A second factor doesn't get enough attention: the hyperscalers have made model access a feature of the platform, not a separate product. An agency already running workloads in Azure Government can enable Azure AI Foundry with existing identity controls, existing network policies, and existing billing infrastructure. The marginal friction is low. The marginal compliance lift is near zero. That's a different procurement conversation than standing up a new API relationship with a foundation model provider.
So when a buyer tells you they're "using AI," your first question should be where the model call is landing, not which model they're using. The model is often less important than the boundary it's running inside. Bedrock in GovCloud and api.openai.com from an agency laptop are not the same risk surface, even if they're calling the same underlying model.
Bullet recap:
- Why hyperscalers won regulated enterprise: Compliance inheritance. Calling a model through Bedrock, Azure AI, or Vertex inside an existing authorized cloud boundary carries the cloud provider's FedRAMP posture, data residency controls, and audit logging — without a new ATO.

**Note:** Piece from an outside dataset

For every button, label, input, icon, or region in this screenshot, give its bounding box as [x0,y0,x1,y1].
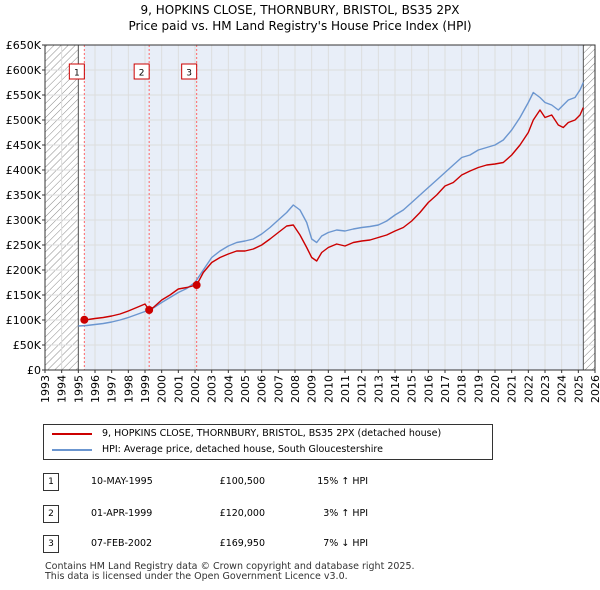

- What "direct API" means in practice: Calling OpenAI or Anthropic directly is a new vendor relationship, new data processing agreement, new ATO surface. Most regulated buyers have already made this calculation and landed on hyperscaler-hosted.
- The discovery question: Ask where the model call lands, not just which model they're using. The boundary matters more than the model name.
- The governance implication: Audit logging in hyperscaler-hosted deployments lives in the cloud provider's infrastructure — not in the model. The model itself still logs nothing. The hyperscaler gives you more surface to instrument, but the fundamental gap from the IDAM callout above doesn't close. It just becomes more manageable.
The mechanism is simple enough to explain in a parking lot. The compliance logic is straightforward once you see it through a procurement lens. The governance gap is real and doesn't have a clean answer yet — which is exactly why it's worth being precise about where it lives before someone asks you in a meeting.